The coffee was shade grown under nitrogen fixing trees and above nitrogen fixing ground cover, with the result that it produced as well as coffee plants that get artificial fertilizer twice a year. The citrus orchard also doubled as an area for more composting, and instead of insecticides, the owner just removed the fallen fruit (most of the fallen fruit had pests in it, and removing the fallen fruit interrupted the pest's life cycle), which he then fed to his chickens, for whom pest larvae were a good protein source. Speaking of which, he ground up the eggshells after using the eggs and put the eggshells back in the chicken's feed as a nutritional supplement to keep them in calcium. I get the feeling that there were a lot more little details of closed loops like that that we didn't even hear about.
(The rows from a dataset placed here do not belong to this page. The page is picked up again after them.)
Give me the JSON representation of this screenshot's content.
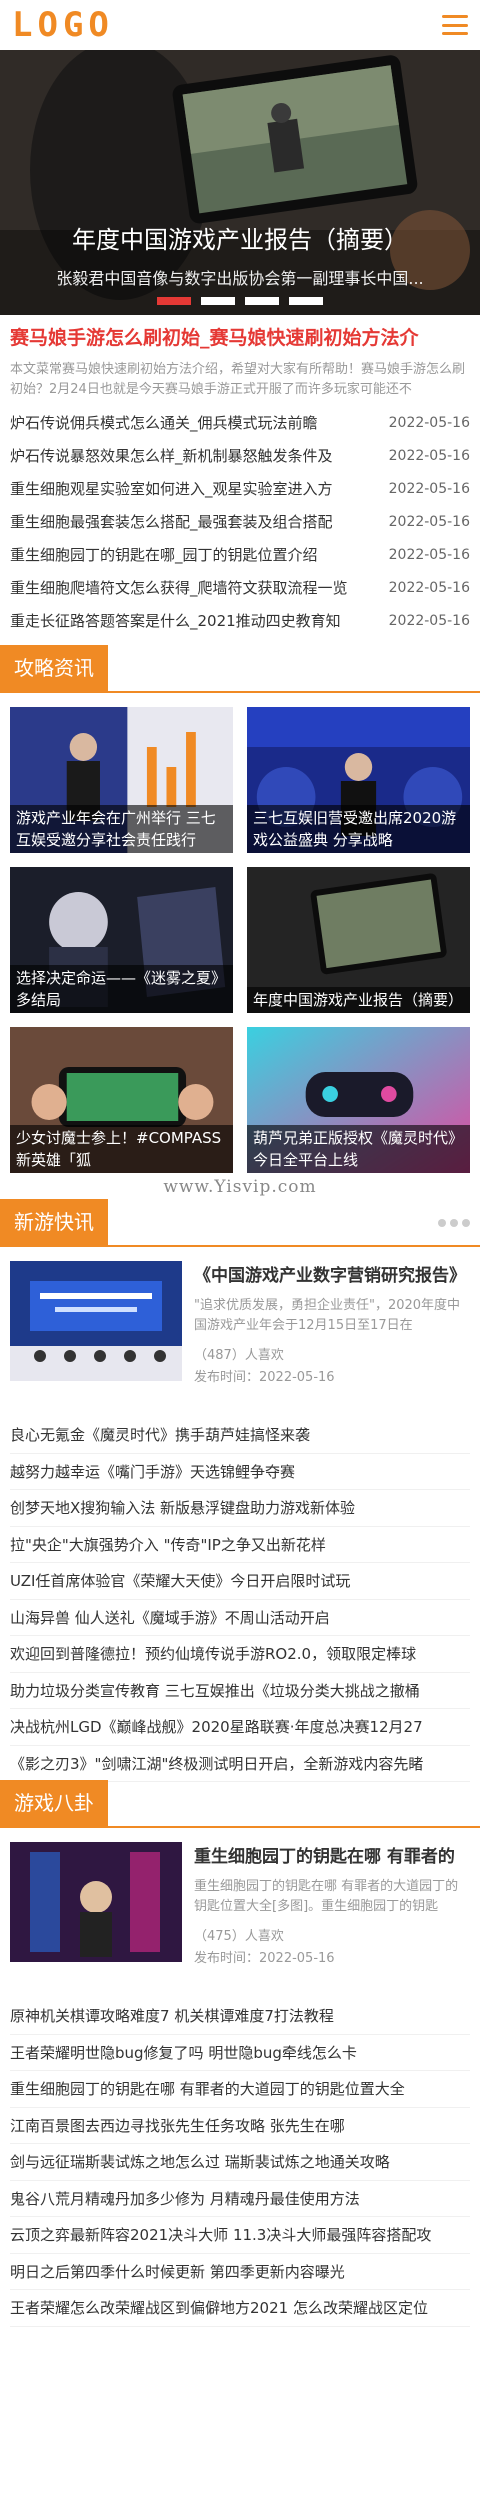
{
  "header": {
    "logo": "LOGO",
    "menu_icon": "menu-icon"
  },
  "hero": {
    "title": "年度中国游戏产业报告（摘要）",
    "subtitle": "张毅君中国音像与数字出版协会第一副理事长中国...",
    "dots_count": 4,
    "active_dot": 0
  },
  "headline": {
    "title": "赛马娘手游怎么刷初始_赛马娘快速刷初始方法介",
    "summary": "本文菜常赛马娘快速刷初始方法介绍，希望对大家有所帮助！赛马娘手游怎么刷初始？2月24日也就是今天赛马娘手游正式开服了而许多玩家可能还不"
  },
  "latest_news": [
    {
      "title": "炉石传说佣兵模式怎么通关_佣兵模式玩法前瞻",
      "date": "2022-05-16"
    },
    {
      "title": "炉石传说暴怒效果怎么样_新机制暴怒触发条件及",
      "date": "2022-05-16"
    },
    {
      "title": "重生细胞观星实验室如何进入_观星实验室进入方",
      "date": "2022-05-16"
    },
    {
      "title": "重生细胞最强套装怎么搭配_最强套装及组合搭配",
      "date": "2022-05-16"
    },
    {
      "title": "重生细胞园丁的钥匙在哪_园丁的钥匙位置介绍",
      "date": "2022-05-16"
    },
    {
      "title": "重生细胞爬墙符文怎么获得_爬墙符文获取流程一览",
      "date": "2022-05-16"
    },
    {
      "title": "重走长征路答题答案是什么_2021推动四史教育知",
      "date": "2022-05-16"
    }
  ],
  "section_strategy": {
    "title": "攻略资讯",
    "cards": [
      {
        "caption": "游戏产业年会在广州举行 三七互娱受邀分享社会责任践行"
      },
      {
        "caption": "三七互娱旧营受邀出席2020游戏公益盛典 分享战略"
      },
      {
        "caption": "选择决定命运——《迷雾之夏》多结局"
      },
      {
        "caption": "年度中国游戏产业报告（摘要）"
      },
      {
        "caption": "少女讨魔士参上！#COMPASS新英雄「狐"
      },
      {
        "caption": "葫芦兄弟正版授权《魔灵时代》今日全平台上线"
      }
    ],
    "watermark": "www.Yisvip.com"
  },
  "section_new_games": {
    "title": "新游快讯",
    "feature": {
      "title": "《中国游戏产业数字营销研究报告》",
      "desc": "\"追求优质发展，勇担企业责任\"，2020年度中国游戏产业年会于12月15日至17日在",
      "views": "（487）人喜欢",
      "publish": "发布时间：2022-05-16"
    },
    "list": [
      "良心无氪金《魔灵时代》携手葫芦娃搞怪来袭",
      "越努力越幸运《嘴门手游》天选锦鲤争夺赛",
      "创梦天地X搜狗输入法 新版悬浮键盘助力游戏新体验",
      "拉\"央企\"大旗强势介入 \"传奇\"IP之争又出新花样",
      "UZI任首席体验官《荣耀大天使》今日开启限时试玩",
      "山海异兽 仙人送礼《魔域手游》不周山活动开启",
      "欢迎回到普隆德拉！预约仙境传说手游RO2.0，领取限定棒球",
      "助力垃圾分类宣传教育 三七互娱推出《垃圾分类大挑战之撤桶",
      "决战杭州LGD《巅峰战舰》2020星路联赛·年度总决赛12月27",
      "《影之刃3》\"剑啸江湖\"终极测试明日开启，全新游戏内容先睹"
    ]
  },
  "section_gossip": {
    "title": "游戏八卦",
    "feature": {
      "title": "重生细胞园丁的钥匙在哪 有罪者的",
      "desc": "重生细胞园丁的钥匙在哪 有罪者的大道园丁的钥匙位置大全[多图]。重生细胞园丁的钥匙",
      "views": "（475）人喜欢",
      "publish": "发布时间：2022-05-16"
    },
    "list": [
      "原神机关棋谭攻略难度7 机关棋谭难度7打法教程",
      "王者荣耀明世隐bug修复了吗 明世隐bug牵线怎么卡",
      "重生细胞园丁的钥匙在哪 有罪者的大道园丁的钥匙位置大全",
      "江南百景图去西边寻找张先生任务攻略 张先生在哪",
      "剑与远征瑞斯裴试炼之地怎么过 瑞斯裴试炼之地通关攻略",
      "鬼谷八荒月精魂丹加多少修为 月精魂丹最佳使用方法",
      "云顶之弈最新阵容2021决斗大师 11.3决斗大师最强阵容搭配攻",
      "明日之后第四季什么时候更新 第四季更新内容曝光",
      "王者荣耀怎么改荣耀战区到偏僻地方2021 怎么改荣耀战区定位"
    ]
  }
}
Using a big ferrocement tank, rainwater, and a simple sand/charcoal filter, CEASO produced drinking water for the whole year during the rainy season. There was a similar setup minus the filters for irrigation water, and that tank doubled as an aquaculture tank for raising fish. All this plus bananas, beans, and other crops on three acres! Sadly, the CEASO produced fruit wine was terrible. I tried a little bit, and having done some home-brewing myself, I could identify lactic acid bacterial contamination. Also the containers weren't sealed, so the yeast had converted most of the alcohol to vinegar using the available oxygen. The bad wine was kind of grounding, as I was beginning to feel like I had dropped into some kind of ecological fantasy world. But no, CEASO is a real place, and like any real place, not everything is perfect.